Although the town of Vail's taxable sales were up almost 8 percent in June, its sales, at $17.7 million, were significantly lower than Steamboat's.
June sales tax collected in Steamboat totaled $961,309 compared with $982,147 in June 2002. That's a decline of 2.12 percent. Year-to-date sales tax collections are $7.15 million, off 2.84 percent over the same time in 2002.
Restaurants were off 6.3 percent in June, based upon sales tax receipts. Liquor stores and sellers of sporting goods were up a fraction of a point during the month.

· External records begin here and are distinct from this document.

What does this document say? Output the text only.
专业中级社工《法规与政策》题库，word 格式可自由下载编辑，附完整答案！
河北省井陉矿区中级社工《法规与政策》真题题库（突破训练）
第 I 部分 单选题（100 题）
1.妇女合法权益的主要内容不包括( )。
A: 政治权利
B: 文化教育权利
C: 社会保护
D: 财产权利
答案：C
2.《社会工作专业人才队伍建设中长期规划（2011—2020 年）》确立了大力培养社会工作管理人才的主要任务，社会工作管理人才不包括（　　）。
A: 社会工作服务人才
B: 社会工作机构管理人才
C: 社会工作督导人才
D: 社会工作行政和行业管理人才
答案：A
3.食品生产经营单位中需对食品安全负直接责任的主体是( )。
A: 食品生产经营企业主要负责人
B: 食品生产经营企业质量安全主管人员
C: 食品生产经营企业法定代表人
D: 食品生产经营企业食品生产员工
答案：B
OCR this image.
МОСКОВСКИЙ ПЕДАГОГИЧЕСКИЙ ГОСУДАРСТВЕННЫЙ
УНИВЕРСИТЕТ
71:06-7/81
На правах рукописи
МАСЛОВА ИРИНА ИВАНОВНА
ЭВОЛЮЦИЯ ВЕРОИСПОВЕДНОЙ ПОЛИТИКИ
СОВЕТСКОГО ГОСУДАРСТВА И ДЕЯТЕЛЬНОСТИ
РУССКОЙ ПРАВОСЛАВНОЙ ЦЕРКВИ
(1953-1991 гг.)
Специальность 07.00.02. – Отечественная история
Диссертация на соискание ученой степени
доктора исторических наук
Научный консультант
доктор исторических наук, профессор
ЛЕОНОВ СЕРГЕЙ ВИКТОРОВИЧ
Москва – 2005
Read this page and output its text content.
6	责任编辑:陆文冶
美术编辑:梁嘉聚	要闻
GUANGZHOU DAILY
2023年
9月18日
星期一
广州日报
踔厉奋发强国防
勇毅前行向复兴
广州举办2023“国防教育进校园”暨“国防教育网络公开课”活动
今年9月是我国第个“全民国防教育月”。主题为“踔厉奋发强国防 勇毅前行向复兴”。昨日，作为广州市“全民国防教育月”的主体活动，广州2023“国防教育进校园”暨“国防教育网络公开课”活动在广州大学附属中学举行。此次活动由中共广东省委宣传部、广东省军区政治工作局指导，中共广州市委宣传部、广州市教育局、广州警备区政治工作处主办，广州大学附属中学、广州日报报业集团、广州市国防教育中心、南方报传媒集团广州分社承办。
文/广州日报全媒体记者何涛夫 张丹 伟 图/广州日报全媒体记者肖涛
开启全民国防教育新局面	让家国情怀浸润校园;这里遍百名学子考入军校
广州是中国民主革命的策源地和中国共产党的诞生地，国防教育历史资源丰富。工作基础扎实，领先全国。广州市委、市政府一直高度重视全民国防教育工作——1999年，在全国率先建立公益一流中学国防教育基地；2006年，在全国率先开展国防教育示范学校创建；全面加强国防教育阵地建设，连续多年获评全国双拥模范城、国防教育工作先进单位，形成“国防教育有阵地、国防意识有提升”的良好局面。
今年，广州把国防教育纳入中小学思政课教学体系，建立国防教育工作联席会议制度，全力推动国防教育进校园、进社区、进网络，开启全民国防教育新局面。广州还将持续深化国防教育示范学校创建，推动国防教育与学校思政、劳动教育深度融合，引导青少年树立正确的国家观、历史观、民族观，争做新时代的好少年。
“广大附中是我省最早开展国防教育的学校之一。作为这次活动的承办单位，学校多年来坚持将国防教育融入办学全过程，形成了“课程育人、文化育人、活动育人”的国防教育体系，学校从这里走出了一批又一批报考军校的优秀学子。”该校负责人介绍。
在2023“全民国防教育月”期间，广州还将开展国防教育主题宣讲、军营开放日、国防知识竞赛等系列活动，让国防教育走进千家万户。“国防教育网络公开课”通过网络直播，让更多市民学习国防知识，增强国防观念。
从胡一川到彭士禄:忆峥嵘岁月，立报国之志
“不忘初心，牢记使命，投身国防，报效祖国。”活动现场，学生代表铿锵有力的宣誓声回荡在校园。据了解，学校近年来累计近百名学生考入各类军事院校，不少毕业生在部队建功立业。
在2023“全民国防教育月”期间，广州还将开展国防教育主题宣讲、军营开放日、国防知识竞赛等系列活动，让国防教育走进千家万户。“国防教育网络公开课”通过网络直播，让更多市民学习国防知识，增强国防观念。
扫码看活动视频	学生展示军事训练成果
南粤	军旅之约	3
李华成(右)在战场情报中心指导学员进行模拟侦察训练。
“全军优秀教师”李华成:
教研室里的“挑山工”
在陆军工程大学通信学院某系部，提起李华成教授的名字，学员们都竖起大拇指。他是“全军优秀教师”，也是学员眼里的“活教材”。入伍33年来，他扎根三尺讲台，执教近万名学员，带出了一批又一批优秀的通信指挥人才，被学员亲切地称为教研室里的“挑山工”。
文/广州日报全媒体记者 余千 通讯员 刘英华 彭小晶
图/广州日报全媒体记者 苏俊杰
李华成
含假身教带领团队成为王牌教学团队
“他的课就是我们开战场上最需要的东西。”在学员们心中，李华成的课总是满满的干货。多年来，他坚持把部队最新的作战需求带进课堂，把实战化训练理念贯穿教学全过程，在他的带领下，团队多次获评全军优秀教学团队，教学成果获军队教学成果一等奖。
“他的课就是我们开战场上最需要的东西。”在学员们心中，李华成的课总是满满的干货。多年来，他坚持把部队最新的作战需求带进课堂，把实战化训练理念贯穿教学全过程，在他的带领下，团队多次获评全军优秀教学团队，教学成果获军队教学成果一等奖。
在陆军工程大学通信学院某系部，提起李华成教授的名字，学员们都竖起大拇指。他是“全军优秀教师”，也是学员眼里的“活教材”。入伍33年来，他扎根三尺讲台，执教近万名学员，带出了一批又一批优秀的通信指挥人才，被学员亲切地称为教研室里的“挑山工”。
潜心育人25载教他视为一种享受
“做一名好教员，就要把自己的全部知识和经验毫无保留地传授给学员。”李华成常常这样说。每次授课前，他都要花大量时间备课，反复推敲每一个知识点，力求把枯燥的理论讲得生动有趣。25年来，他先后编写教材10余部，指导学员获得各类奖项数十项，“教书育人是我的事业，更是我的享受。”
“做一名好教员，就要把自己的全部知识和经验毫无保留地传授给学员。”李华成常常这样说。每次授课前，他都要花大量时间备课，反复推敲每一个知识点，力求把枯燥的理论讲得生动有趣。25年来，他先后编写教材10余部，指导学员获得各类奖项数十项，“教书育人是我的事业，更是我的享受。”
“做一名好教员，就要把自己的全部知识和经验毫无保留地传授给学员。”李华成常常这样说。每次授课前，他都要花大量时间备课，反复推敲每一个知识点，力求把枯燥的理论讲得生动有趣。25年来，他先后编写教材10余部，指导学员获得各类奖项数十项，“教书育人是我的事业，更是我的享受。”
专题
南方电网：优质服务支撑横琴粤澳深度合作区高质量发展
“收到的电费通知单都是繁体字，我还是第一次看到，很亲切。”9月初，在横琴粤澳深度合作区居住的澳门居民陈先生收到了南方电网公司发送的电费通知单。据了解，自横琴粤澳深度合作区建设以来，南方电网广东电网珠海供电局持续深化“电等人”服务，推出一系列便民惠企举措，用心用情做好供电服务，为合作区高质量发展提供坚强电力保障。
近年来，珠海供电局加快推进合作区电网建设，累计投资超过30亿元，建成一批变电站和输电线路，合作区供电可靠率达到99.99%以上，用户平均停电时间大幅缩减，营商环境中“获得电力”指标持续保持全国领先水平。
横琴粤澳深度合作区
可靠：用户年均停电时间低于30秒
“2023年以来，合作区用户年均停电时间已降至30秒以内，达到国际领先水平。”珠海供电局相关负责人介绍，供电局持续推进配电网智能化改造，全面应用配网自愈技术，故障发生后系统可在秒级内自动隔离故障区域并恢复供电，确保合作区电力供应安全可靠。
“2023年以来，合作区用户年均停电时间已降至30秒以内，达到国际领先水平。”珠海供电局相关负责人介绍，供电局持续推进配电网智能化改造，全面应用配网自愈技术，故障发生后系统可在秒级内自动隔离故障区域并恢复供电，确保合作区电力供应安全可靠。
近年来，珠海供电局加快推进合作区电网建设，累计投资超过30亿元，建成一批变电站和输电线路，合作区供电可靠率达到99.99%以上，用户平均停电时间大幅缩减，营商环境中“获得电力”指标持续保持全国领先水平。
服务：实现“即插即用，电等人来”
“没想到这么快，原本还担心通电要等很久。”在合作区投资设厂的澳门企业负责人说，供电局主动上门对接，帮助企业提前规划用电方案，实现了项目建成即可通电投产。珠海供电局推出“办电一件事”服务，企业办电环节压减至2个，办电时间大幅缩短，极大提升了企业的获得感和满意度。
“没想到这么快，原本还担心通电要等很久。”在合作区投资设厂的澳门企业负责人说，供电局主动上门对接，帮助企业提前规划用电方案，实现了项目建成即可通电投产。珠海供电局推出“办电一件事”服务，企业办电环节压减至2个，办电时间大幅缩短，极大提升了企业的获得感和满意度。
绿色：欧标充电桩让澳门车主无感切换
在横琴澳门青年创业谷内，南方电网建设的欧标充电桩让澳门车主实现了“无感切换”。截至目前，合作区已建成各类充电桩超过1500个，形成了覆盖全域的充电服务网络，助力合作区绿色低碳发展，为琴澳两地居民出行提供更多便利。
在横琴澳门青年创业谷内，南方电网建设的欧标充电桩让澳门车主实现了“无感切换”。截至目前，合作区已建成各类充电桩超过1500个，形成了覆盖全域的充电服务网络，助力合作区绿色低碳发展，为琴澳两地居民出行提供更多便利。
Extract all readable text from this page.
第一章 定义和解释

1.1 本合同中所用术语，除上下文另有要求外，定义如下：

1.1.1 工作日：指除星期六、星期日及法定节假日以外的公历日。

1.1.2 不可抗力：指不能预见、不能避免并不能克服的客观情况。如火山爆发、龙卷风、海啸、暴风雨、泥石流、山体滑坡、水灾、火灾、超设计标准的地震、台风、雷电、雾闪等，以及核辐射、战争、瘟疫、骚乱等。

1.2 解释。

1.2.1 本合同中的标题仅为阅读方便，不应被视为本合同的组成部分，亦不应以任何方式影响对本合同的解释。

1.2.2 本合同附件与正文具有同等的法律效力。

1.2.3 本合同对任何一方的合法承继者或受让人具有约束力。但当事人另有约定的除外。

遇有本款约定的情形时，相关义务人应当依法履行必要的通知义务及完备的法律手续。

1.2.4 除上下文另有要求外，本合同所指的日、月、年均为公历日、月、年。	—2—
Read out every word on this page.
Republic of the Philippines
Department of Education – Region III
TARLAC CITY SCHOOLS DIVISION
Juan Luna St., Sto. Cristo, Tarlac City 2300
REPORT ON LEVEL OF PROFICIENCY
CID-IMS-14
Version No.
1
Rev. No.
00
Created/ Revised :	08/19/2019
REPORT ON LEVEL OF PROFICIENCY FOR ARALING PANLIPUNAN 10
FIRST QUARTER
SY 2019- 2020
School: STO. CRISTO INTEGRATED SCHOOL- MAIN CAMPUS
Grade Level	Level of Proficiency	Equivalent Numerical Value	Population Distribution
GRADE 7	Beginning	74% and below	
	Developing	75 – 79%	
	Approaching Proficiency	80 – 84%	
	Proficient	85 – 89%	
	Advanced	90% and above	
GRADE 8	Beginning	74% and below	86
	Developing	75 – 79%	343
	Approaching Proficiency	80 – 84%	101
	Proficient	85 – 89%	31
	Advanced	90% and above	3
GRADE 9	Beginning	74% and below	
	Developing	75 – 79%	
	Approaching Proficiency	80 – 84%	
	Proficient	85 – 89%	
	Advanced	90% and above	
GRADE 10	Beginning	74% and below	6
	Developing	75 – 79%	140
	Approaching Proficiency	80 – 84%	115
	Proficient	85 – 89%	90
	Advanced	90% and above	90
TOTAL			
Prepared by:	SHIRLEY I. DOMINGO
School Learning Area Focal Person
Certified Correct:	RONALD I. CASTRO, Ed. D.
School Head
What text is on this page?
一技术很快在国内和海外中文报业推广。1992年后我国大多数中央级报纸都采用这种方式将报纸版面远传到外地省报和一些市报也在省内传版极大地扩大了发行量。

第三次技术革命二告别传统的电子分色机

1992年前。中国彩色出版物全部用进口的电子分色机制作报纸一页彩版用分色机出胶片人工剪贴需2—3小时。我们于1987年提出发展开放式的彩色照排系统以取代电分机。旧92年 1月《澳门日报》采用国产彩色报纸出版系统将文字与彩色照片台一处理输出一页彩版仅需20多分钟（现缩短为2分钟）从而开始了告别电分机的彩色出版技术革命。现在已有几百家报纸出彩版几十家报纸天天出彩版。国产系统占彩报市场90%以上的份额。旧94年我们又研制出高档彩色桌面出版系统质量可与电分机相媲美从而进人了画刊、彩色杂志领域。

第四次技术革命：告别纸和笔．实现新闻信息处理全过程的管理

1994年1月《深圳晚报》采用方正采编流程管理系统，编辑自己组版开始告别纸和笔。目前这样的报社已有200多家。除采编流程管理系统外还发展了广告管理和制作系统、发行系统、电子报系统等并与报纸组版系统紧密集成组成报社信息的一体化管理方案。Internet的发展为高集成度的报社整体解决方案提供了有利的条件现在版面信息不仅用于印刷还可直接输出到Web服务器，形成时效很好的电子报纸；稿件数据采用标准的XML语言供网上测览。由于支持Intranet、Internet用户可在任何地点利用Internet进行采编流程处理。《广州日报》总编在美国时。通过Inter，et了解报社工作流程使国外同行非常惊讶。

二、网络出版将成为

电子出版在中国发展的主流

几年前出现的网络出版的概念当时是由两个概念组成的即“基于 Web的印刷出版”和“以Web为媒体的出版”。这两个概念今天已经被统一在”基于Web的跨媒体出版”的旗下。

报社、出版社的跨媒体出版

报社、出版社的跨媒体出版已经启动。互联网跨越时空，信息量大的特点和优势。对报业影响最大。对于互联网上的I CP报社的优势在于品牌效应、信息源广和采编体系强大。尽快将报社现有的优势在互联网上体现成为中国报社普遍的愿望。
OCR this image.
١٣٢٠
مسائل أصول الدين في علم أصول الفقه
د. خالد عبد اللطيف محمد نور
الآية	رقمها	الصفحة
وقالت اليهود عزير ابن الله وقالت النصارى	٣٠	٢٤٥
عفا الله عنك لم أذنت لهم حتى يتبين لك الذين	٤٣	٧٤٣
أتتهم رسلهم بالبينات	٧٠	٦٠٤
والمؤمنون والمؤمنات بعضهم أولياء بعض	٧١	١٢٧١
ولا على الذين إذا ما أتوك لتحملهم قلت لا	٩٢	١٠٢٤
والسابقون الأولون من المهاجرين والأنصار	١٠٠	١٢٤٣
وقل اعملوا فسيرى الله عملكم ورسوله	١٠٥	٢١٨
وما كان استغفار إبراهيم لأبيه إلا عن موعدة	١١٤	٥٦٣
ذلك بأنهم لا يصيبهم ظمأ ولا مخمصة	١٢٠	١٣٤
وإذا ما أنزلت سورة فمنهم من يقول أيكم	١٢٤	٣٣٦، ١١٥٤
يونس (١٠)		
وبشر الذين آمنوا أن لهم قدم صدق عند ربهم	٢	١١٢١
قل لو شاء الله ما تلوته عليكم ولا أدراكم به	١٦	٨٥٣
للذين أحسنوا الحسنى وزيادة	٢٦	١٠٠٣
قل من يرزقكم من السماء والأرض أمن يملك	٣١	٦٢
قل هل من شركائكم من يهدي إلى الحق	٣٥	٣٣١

Steamboat Springs Chamber Resort Association board member George Noyer owns retail shops at the mountain and in downtown Steamboat. He said his perception is that the number of tourists visiting Steamboat is down marginally this summer and that their spending habits are conservative.
"It's just conjecture, but I think we are dealing with slightly fewer tourists who are spending considerably less money," Noyer said. "I think it's a very conservative buyer. They are keeping their wallets close to their back pockets."
Sheraton Steamboat Resort General Manager Chuck Porter agreed with Noyer's perception. "That's exactly what is happening. I just hear continually, 'My sales are down,'" Porter said. "The best case is it's flat."
Porter has hard numbers that suggest the people visiting Steamboat this summer are spending less money once they get here -- his staff tracks how much revenue the hotel captures per occupied room. Those statistics indicate how much hotel guests spend on everything from restaurant meals in the hotel to in-room movies.
"In room sales, we were actually up a little bit, not a whole lot," Porter said. "But our capture (per occupied room) is down in all categories."
Porter's conclusion is that people are beginning to travel again, but they are spending less once they reach their destinations.
"They're saying, 'We're going to economize on our meals or economize on our activities,'" Porter said. "They may stop at Costco on the way out of town and cook out in the park once they get here."
Noyer said he went into the summer season with a strategy to pry sales out of conservative vacationers.
"At Gondola General, I made a conscious decision to buy products I could mark down the day I opened for summer," Noyer said.
Rather than rely on comparing Steamboat's sales to sales in Aspen and Vail, Porter's hotel subscribes to an industry report that compares his hotel's "revenue per available room index," to specific hotels similar to his own in mountain resorts in several states. He believes Aspen and Vail may have more losses to recoup than Steamboat, and their target demographic may be more immune to a slow economy than the typical Steamboat visitor.
Other hotels comparable to the Sheraton Steamboat Resort were down significantly in occupancy in June, with revenues also down, Porter said. The Sheraton Steamboat Resort outperformed the group in spite of its declining capture per occupied room.
Looking ahead to ski season, Porter sees room for optimism. He reported that the Sheraton's condos in the Morningside tower were "just about sold out for the holidays."